The split matters. A dock like the CalDigit TS4 gives you ethernet, SD readers, audio, and a pile of legacy ports — the kitchen-sink approach. The Element 5 strips all of that out and spends the silicon budget on bandwidth. You get four TB5 ports instead of three TB4s, and the host-side pipe is doubled. If you’ve never saturated a TB4 dock, this isn’t the upgrade for you. If you’ve watched a TB4 dock choke when copying to an external SSD while a 4K display is connected, this is the fix.

Real-World Performance

The four TB5 ports each support 64Gb/s PCIe, which translates to roughly 6,200MB/s on fast TB5 SSDs — more than double what TB4 enclosures deliver. Display behavior depends on the host. On macOS you get up to two 6K/8K panels or dual 4K@240Hz; on Windows, three 4K@144Hz panels are possible. The 90W host charging is enough for a MacBook Pro 14, and adequate-but-not-excessive for the 16-inch under sustained load.
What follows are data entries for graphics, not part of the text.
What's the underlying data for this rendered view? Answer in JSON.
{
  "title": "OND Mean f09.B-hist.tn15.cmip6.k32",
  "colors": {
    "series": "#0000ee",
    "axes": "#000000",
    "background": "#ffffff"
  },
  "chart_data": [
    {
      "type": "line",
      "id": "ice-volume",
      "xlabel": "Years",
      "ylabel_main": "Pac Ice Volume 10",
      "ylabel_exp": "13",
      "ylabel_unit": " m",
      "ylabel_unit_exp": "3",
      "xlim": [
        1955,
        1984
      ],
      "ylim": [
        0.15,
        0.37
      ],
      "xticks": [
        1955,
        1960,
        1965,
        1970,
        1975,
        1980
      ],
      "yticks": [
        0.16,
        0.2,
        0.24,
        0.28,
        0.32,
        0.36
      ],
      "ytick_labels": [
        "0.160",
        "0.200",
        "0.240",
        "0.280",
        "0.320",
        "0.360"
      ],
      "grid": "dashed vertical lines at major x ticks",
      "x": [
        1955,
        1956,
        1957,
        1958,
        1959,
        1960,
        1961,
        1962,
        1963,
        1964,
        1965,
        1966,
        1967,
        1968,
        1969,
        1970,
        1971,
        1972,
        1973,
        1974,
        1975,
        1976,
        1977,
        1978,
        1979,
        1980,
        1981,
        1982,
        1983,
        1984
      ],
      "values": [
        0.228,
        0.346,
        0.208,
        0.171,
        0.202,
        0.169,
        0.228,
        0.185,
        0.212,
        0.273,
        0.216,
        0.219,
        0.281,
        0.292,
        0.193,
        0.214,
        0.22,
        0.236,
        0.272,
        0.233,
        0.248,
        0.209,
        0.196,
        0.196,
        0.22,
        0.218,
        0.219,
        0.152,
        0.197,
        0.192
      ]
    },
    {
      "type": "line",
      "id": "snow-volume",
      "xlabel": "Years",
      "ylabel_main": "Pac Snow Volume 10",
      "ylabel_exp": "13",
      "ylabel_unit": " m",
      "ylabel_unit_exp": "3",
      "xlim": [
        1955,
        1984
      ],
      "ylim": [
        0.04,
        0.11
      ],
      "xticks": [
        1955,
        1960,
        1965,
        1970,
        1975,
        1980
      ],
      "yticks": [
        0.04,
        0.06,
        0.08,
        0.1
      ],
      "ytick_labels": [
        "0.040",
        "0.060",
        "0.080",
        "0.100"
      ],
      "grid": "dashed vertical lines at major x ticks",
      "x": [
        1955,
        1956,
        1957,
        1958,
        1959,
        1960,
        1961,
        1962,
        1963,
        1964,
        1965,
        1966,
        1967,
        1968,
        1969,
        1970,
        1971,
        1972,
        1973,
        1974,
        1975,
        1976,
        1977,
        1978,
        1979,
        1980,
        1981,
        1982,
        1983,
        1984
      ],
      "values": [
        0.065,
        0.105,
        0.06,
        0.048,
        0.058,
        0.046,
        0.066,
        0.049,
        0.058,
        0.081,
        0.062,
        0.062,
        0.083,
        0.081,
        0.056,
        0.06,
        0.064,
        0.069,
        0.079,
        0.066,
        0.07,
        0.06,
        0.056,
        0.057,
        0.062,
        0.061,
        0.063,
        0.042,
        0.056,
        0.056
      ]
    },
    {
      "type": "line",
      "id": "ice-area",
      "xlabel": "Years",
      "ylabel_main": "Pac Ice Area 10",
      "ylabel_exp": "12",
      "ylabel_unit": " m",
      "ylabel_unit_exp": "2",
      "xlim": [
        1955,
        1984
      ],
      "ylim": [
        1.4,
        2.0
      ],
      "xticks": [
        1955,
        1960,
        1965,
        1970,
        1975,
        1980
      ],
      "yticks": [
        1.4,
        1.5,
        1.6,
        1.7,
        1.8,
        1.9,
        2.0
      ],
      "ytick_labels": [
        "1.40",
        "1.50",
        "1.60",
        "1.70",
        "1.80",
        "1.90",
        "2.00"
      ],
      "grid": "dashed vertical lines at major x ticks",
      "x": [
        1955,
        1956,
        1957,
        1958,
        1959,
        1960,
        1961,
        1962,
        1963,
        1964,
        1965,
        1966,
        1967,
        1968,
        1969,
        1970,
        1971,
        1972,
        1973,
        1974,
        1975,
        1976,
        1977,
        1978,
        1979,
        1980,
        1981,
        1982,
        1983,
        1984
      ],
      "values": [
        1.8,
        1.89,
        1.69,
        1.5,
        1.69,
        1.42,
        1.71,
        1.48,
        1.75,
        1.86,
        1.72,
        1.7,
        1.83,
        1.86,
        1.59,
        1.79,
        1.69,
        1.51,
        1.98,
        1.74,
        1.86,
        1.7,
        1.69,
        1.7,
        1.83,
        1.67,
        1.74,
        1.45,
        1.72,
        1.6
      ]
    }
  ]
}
Element 5 vs OWC Thunderbolt 5 Hub

OWC’s TB5 hub is the obvious cross-shop. OWC gives you three TB5 ports and an extra USB-C, runs a bit cheaper, and includes a slightly longer host cable. The Element 5 wins on port count (four TB5 ports vs three) and matches OWC on charging. If you’re chaining multiple TB5 SSDs and a display, the extra TB5 port is the deciding factor. If you only need one TB5 device plus a monitor, the OWC saves you money.

Who Should Buy This

Buy the Element 5 if you have a MacBook Pro M4 Pro or Max, you’re running TB5 storage or a TB5 display, and ethernet lives on your router or a separate dongle. It’s also the right pick if you already own a TB4 dock for ethernet and SD duty, and you just need a high-bandwidth pipe for displays and SSDs. Skip it if you need ethernet, audio, or card readers built in — the CalDigit TS4 (or the new TS5 Plus) is the better dock for that workflow. And if you’re on a TB4 Mac, save the money and get the original TB4 Element instead.